Academic and Movement Religious Naturalism
There are two perspectives regarding religious naturalism. One is that religious naturalism is a label applied to a range of general ideas and beliefs. In other words, people write about ideas and beliefs and it is possible for an observer to fit them into a category called “religious naturalism.” This can be and is done retroactively; for instance, we can call Spinoza a religious naturalist thinker. We can call this perspective academic religious naturalism (ARN). ARN does not have any strong commitment to religious naturalist principles, it is simply a useful descriptor of a cohesive range of ideas and beliefs, many of which might not have any connection to or even awareness of religious naturalism as a category of thought.
Now we are seeing a new mode of religious naturalism, one that is bound up in human experience and not just abstract conceptions. We can call this mode movement religious naturalism (MRN). MRN emerges from commitment to religious naturalist ideals and establishes social affiliation among committed adherents. MRN is already off to a good start—there are multiple religious naturalist communities, both virtual and real space. And RN now has a Statement of principles.
ARN and MRN are dynamically related but are not the same thing; they have different tasks, goals, and structures. They also have different requirements for success. ARN requires things like intellectual rigor and critical openness (to borrow from Stone), whereas MRN requires social engagement and commitment to clear ideals. Someone coming from the perspective of ARN might be put out by the idea of commitment to ideals, whereas one coming from MRN might be frustrated with the cautious, tentative aspects of ARN.

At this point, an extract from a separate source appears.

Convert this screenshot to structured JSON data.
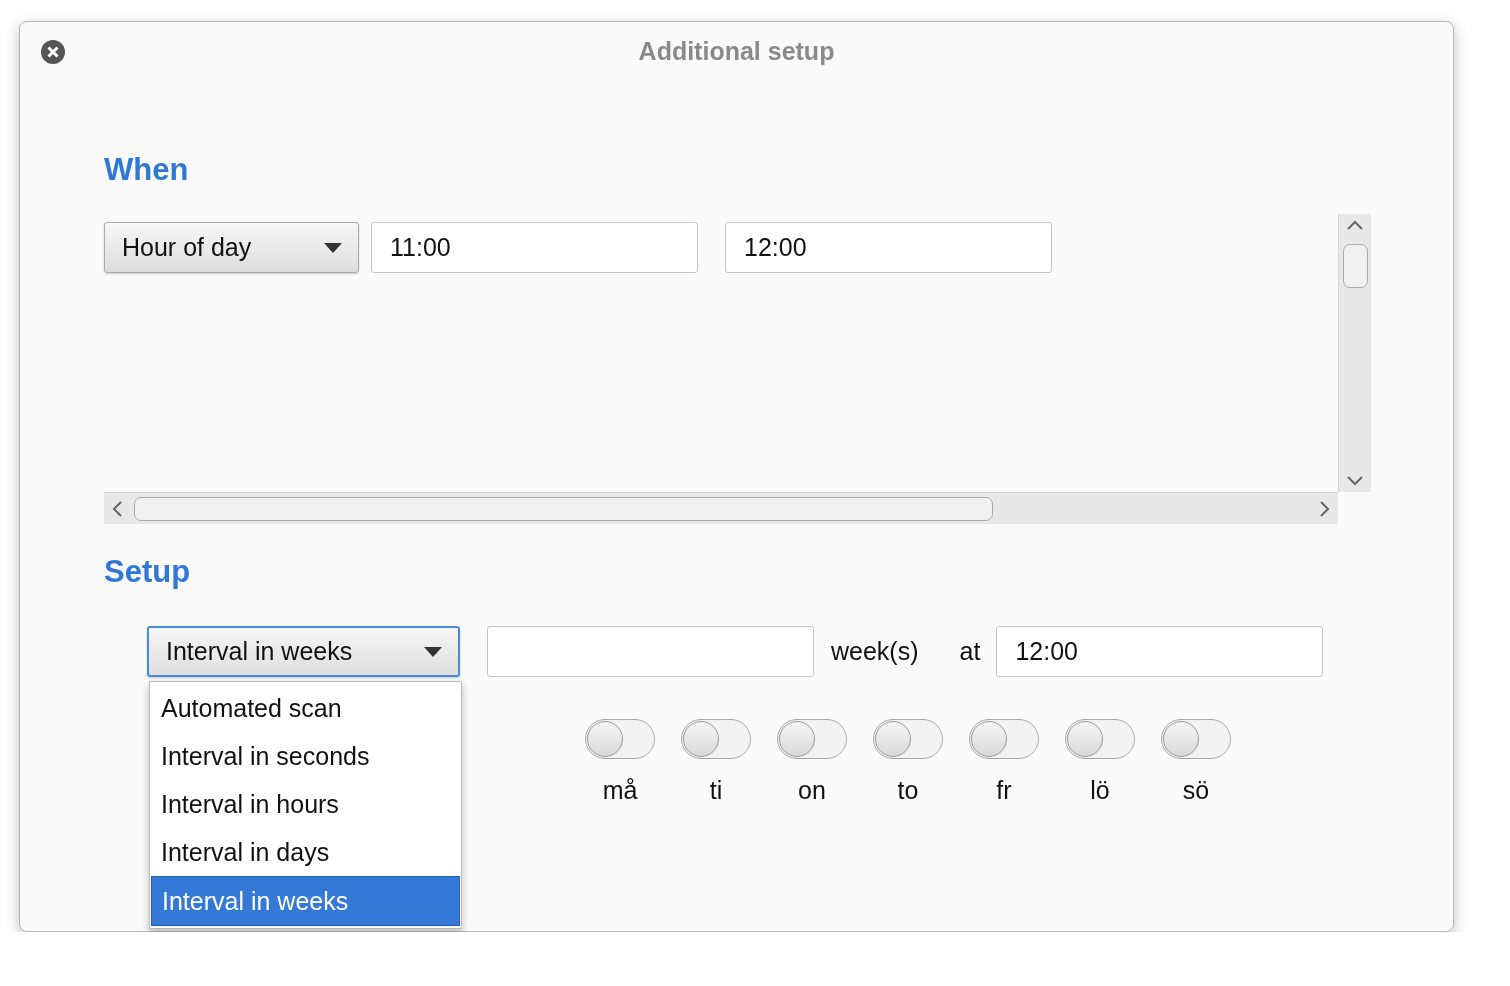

But the two can work together when members understand that each has an important role to play. There will always be new ideas and beliefs, especially with the existence of an energetic movement, so ARN will have no end of examination and analysis. As new ideas are explored and put through the ARN intellectual wringer, MRN can absorb them into the committed movement, making it more robust and mature. If done well, the two perspectives support each other.

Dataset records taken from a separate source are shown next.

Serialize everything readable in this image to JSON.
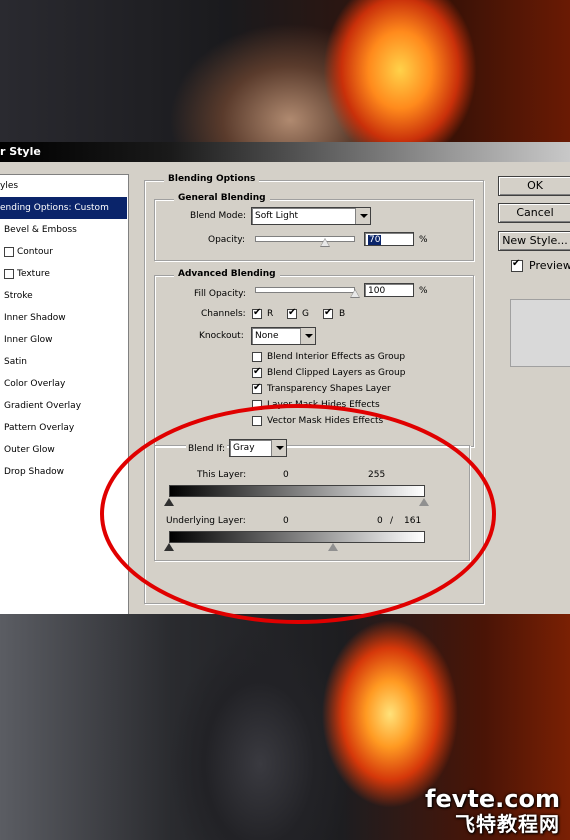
{
  "window": {
    "title": "r Style"
  },
  "styles_list": {
    "items": [
      {
        "label": "yles",
        "checkbox": false,
        "selected": false
      },
      {
        "label": "ending Options: Custom",
        "checkbox": false,
        "selected": true
      },
      {
        "label": "Bevel & Emboss",
        "checkbox": false,
        "selected": false
      },
      {
        "label": "Contour",
        "checkbox": true,
        "selected": false
      },
      {
        "label": "Texture",
        "checkbox": true,
        "selected": false
      },
      {
        "label": "Stroke",
        "checkbox": false,
        "selected": false
      },
      {
        "label": "Inner Shadow",
        "checkbox": false,
        "selected": false
      },
      {
        "label": "Inner Glow",
        "checkbox": false,
        "selected": false
      },
      {
        "label": "Satin",
        "checkbox": false,
        "selected": false
      },
      {
        "label": "Color Overlay",
        "checkbox": false,
        "selected": false
      },
      {
        "label": "Gradient Overlay",
        "checkbox": false,
        "selected": false
      },
      {
        "label": "Pattern Overlay",
        "checkbox": false,
        "selected": false
      },
      {
        "label": "Outer Glow",
        "checkbox": false,
        "selected": false
      },
      {
        "label": "Drop Shadow",
        "checkbox": false,
        "selected": false
      }
    ]
  },
  "blending_options": {
    "title": "Blending Options",
    "general": {
      "title": "General Blending",
      "blend_mode_label": "Blend Mode:",
      "blend_mode_value": "Soft Light",
      "opacity_label": "Opacity:",
      "opacity_value": "70",
      "opacity_unit": "%",
      "opacity_level": 0.7
    },
    "advanced": {
      "title": "Advanced Blending",
      "fill_opacity_label": "Fill Opacity:",
      "fill_opacity_value": "100",
      "fill_opacity_unit": "%",
      "fill_opacity_level": 1.0,
      "channels_label": "Channels:",
      "channels": [
        {
          "label": "R",
          "checked": true
        },
        {
          "label": "G",
          "checked": true
        },
        {
          "label": "B",
          "checked": true
        }
      ],
      "knockout_label": "Knockout:",
      "knockout_value": "None",
      "options": [
        {
          "label": "Blend Interior Effects as Group",
          "checked": false
        },
        {
          "label": "Blend Clipped Layers as Group",
          "checked": true
        },
        {
          "label": "Transparency Shapes Layer",
          "checked": true
        },
        {
          "label": "Layer Mask Hides Effects",
          "checked": false
        },
        {
          "label": "Vector Mask Hides Effects",
          "checked": false
        }
      ]
    },
    "blend_if": {
      "label": "Blend If:",
      "value": "Gray",
      "this_layer_label": "This Layer:",
      "this_layer_low": "0",
      "this_layer_high": "255",
      "underlying_label": "Underlying Layer:",
      "underlying_low": "0",
      "underlying_split": "0",
      "underlying_sep": "/",
      "underlying_high": "161"
    }
  },
  "buttons": {
    "ok": "OK",
    "cancel": "Cancel",
    "new_style": "New Style..."
  },
  "preview": {
    "label": "Preview",
    "checked": true
  },
  "watermark": {
    "domain": "fevte.com",
    "cn": "飞特教程网"
  },
  "colors": {
    "selection": "#0a246a",
    "dialog_bg": "#d4d0c8",
    "annotation": "#e00000"
  }
}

For MRN, it is a serious mistake to soften a commitment to naturalist ideals in an attempt to artificially wrap it around a larger constituency. While this might broaden the constituency, it will result in an anemic affiliation. A better strategy is to establish a firm commitment to well-defined ideals and then to (a) try to inspire those on the fringe to enter into the fold, and (b) partner with aligned movements when there is a shared aim and enough overlap to allow for committed action.
While commitment is good, intractability is not. Flexibility is also required for success. Fortunately, that flexibility is inherent in religious naturalism, due to both its humanistic roots and to the scientific humility that emerges from the awareness of our ignorance. Science changes the landscape of our worldview nearly every day, and we should extend that condition to the movement as a whole. This is why we want various branches off the central religious naturalist trunk, so that variety of thought and practice will lead to overall health in the movement.

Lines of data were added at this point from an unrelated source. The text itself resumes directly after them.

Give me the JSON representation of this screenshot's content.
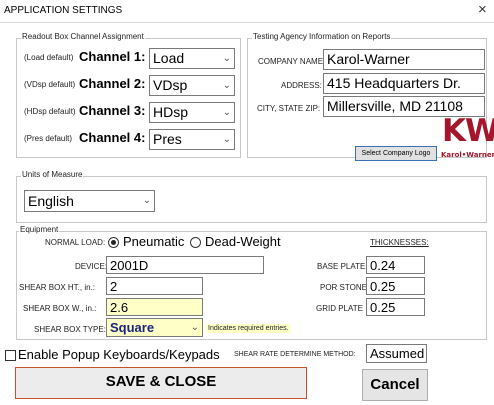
{
  "window": {
    "title": "APPLICATION SETTINGS",
    "close_glyph": "×"
  },
  "readout": {
    "group_label": "Readout Box Channel Assignment",
    "channels": [
      {
        "default_label": "(Load default)",
        "channel_label": "Channel 1:",
        "value": "Load"
      },
      {
        "default_label": "(VDsp default)",
        "channel_label": "Channel 2:",
        "value": "VDsp"
      },
      {
        "default_label": "(HDsp default)",
        "channel_label": "Channel 3:",
        "value": "HDsp"
      },
      {
        "default_label": "(Pres default)",
        "channel_label": "Channel 4:",
        "value": "Pres"
      }
    ]
  },
  "agency": {
    "group_label": "Testing Agency Information on Reports",
    "company_label": "COMPANY NAME:",
    "company_value": "Karol-Warner",
    "address_label": "ADDRESS:",
    "address_value": "415 Headquarters Dr.",
    "city_label": "CITY, STATE ZIP:",
    "city_value": "Millersville, MD 21108",
    "logo_button_label": "Select Company Logo",
    "logo_mark": "KW",
    "logo_text": "Karol•Warner"
  },
  "units": {
    "group_label": "Units of Measure",
    "value": "English"
  },
  "equipment": {
    "group_label": "Equipment",
    "normal_load_label": "NORMAL LOAD:",
    "load_options": [
      {
        "label": "Pneumatic",
        "selected": true
      },
      {
        "label": "Dead-Weight",
        "selected": false
      }
    ],
    "device_label": "DEVICE:",
    "device_value": "2001D",
    "shear_ht_label": "SHEAR BOX HT., in.:",
    "shear_ht_value": "2",
    "shear_w_label": "SHEAR BOX W., in.:",
    "shear_w_value": "2.6",
    "shear_type_label": "SHEAR BOX TYPE:",
    "shear_type_value": "Square",
    "required_note": "Indicates required entries.",
    "thickness_header": "THICKNESSES:",
    "base_plate_label": "BASE PLATE",
    "base_plate_value": "0.24",
    "por_stone_label": "POR STONE",
    "por_stone_value": "0.25",
    "grid_plate_label": "GRID PLATE",
    "grid_plate_value": "0.25"
  },
  "bottom": {
    "popup_label": "Enable Popup Keyboards/Keypads",
    "popup_checked": false,
    "shear_rate_label": "SHEAR RATE DETERMINE METHOD:",
    "shear_rate_value": "Assumed",
    "save_label": "SAVE & CLOSE",
    "cancel_label": "Cancel"
  },
  "colors": {
    "required_bg": "#ffffc8",
    "logo_red": "#a3162b",
    "save_border": "#c5502a"
  }
}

There are two brands of religious naturalists: literal and poetic. The literal RN calls things by their proper name, so that love=love, beauty=beauty, and so on. A poetic RN chooses to use “god-language” to describe religiously-salient feelings or things, so that love=god, beauty=god, and so on. A poetic RN remains naturalistic as long as the language remains metaphorical; once it becomes explanatory (e.g. God is the source of beauty), she is no longer naturalistic.
Now then, there is also a group of people who can be called near-naturalists. Any given near-naturalist can choose to affiliate with religious naturalism, especially in the poetic neighborhoods, if she finds it meaningful and fulfilling. But that does not require MRN to then abandon its philosophical commitment to naturalism; rather, it is the task of the near-naturalist to come to terms with being a religious naturalist while holding on to supernatural constructs. Every movement has a set of soft adherents around the edges; changing the boundaries of the movement to fully include them will only result in a new set of soft adherents even further away from core principles, making the movement ever more insubstantial.
Academic religious naturalism is well-established; movement religious naturalism is not, and it will continue that way as long as it remains uncommitted to a central set of principles that is clear, accessible, and inspirational. This won’t happen on its own—it will take religious naturalists deciding to do it. And yes, people will get cut out because religious naturalism isn’t a wastebasket for any naturalistic-sounding beliefs, it’s a container for genuinely naturalistic views. Rather than appearing to grow by adopting people outside core religious naturalist principles, MRN should actually grow by inspiring people to join its ranks by the use of persuasion and good modeling. If we can show that a naturalistic orientation can provide a substrate for a fulfilling, meaningful spiritual life, then it will continue growing into a robust movement.